Aşağı indiğinizde de ara sokaklardaki hediyelik eşya dükkanlarını gezebilir ve meydanlarda karşınıza çıkan kafelerde İtalyan kahvelerini tadabilirsiniz. Dükkanlarda ve kafelerde çalışanların oldukça sıcakkanlı ve güler yüzlü olduğuna şahit olacaksınız.

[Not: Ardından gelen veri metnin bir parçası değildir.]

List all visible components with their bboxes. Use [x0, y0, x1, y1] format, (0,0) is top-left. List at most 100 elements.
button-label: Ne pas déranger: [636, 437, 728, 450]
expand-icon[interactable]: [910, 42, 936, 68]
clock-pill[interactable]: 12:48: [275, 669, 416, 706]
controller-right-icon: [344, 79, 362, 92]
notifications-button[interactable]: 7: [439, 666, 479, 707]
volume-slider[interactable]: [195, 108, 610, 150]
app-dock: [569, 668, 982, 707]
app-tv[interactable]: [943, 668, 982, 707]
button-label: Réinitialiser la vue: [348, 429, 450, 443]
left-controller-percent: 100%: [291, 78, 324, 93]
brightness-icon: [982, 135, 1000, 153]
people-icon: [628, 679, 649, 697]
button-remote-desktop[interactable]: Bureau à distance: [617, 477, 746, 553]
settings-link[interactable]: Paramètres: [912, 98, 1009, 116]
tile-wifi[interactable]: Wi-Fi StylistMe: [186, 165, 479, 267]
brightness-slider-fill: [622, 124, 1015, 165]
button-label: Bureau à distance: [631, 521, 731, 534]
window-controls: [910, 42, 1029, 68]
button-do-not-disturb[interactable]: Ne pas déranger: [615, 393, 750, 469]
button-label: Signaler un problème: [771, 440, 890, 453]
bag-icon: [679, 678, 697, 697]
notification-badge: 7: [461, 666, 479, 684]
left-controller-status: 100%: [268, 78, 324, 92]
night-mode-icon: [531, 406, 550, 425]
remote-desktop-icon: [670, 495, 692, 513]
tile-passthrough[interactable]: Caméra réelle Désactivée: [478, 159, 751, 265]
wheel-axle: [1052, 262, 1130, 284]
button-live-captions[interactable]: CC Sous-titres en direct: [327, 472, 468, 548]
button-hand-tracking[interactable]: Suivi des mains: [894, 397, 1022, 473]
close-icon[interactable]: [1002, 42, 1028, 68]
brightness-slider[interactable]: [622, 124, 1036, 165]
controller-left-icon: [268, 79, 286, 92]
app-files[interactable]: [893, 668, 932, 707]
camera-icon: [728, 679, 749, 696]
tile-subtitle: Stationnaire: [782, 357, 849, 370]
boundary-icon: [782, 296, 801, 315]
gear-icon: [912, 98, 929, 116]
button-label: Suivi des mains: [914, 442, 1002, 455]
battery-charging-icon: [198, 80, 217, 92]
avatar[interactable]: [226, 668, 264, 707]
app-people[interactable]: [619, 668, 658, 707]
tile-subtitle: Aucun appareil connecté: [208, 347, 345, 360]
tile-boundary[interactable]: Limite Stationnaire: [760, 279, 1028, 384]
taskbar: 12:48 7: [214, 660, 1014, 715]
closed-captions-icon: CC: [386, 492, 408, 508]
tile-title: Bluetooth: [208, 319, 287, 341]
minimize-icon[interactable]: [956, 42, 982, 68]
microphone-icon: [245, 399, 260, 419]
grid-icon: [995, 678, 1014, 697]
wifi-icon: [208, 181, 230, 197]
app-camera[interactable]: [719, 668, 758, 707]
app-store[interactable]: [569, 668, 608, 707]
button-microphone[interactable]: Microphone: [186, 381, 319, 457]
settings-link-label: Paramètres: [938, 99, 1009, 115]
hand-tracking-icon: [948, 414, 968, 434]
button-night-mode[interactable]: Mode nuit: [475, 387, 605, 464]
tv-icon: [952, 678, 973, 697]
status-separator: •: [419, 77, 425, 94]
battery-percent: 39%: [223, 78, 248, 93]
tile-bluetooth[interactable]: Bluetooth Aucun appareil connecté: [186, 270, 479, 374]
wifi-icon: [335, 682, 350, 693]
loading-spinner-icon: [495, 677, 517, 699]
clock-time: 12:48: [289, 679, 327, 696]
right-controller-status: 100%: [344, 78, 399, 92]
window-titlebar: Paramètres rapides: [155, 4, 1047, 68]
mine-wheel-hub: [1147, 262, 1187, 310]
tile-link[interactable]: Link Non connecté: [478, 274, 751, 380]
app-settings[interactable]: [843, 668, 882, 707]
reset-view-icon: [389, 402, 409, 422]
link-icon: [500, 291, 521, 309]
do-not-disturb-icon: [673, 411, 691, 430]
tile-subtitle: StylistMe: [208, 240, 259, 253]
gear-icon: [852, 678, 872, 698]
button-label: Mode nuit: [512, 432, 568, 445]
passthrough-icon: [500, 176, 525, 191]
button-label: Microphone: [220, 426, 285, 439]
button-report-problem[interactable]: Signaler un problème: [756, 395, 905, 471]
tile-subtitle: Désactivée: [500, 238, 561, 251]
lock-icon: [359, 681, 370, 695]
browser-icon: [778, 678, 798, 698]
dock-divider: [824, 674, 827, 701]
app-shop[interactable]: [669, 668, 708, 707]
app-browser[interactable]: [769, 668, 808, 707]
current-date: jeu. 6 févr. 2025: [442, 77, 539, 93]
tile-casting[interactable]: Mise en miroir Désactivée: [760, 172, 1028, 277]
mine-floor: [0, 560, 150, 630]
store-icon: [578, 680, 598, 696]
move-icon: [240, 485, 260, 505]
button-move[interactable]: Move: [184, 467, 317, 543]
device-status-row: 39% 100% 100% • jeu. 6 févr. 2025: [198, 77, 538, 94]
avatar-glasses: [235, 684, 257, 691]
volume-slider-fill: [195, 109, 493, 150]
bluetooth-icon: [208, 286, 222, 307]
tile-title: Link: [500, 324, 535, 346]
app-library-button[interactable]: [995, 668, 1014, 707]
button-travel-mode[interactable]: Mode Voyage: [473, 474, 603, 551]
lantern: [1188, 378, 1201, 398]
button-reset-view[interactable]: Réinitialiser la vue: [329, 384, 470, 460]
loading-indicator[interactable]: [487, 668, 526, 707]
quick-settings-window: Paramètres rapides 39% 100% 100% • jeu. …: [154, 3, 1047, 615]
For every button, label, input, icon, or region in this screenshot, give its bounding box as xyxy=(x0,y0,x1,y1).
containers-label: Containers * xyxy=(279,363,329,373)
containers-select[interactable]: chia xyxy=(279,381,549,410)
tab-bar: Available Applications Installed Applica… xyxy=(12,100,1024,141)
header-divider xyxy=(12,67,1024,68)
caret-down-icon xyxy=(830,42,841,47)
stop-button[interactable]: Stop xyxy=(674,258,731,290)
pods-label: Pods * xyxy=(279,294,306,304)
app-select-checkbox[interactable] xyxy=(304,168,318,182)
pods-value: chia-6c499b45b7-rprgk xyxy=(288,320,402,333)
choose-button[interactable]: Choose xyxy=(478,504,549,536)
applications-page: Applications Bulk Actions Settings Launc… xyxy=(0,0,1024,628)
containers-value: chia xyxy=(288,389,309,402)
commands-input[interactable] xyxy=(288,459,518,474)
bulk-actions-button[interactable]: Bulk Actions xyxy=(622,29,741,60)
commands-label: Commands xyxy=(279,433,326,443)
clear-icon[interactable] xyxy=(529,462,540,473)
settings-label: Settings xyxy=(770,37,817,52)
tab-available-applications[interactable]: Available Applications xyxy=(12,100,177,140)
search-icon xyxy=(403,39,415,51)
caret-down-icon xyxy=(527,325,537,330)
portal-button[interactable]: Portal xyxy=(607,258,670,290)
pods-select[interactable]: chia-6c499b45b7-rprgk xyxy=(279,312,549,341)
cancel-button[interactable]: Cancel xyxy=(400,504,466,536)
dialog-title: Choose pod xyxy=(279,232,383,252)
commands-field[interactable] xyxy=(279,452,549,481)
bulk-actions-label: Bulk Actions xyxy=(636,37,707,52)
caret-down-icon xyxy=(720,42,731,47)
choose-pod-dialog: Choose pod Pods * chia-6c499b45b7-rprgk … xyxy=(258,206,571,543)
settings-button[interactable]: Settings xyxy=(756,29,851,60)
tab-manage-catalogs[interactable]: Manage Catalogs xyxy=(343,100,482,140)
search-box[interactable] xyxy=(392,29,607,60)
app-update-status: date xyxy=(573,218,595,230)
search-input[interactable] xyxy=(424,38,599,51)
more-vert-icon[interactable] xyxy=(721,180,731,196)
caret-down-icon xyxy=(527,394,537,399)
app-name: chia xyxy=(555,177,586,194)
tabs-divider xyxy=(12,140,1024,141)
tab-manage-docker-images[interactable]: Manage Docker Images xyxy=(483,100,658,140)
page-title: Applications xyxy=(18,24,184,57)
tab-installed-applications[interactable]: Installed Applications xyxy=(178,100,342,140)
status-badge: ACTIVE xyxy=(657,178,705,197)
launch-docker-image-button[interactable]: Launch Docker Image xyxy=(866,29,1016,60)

Karadağ tatilim için İstanbul’dan direk uçuşla vizesiz seyahat etmiştim ve deniz tatili planladığım için Budva’da konaklamıştım. Deniz tatili yapmak isteyenlere de aynısını tavsiye ederim. Budva’dan sabah yola çıkarak tarihi kenti gezip akşama doğru dönüş yapabilirsiniz. Bu pandemi mevzu da bir gün gelir tarih olur. O zaman bu güzel fotoğraflarda gördüğünüz harika yerleri sevdiklerinizle birlikte ziyaret edebilirsiniz. Böylece, burada paylaşmaya çalıştığım güzellikleri kendiniz görebilir ve bu masalsı kentin sokaklarında dolaşabilirsiniz. Şimdilik fotoğraflarına bakmakla yetinelim.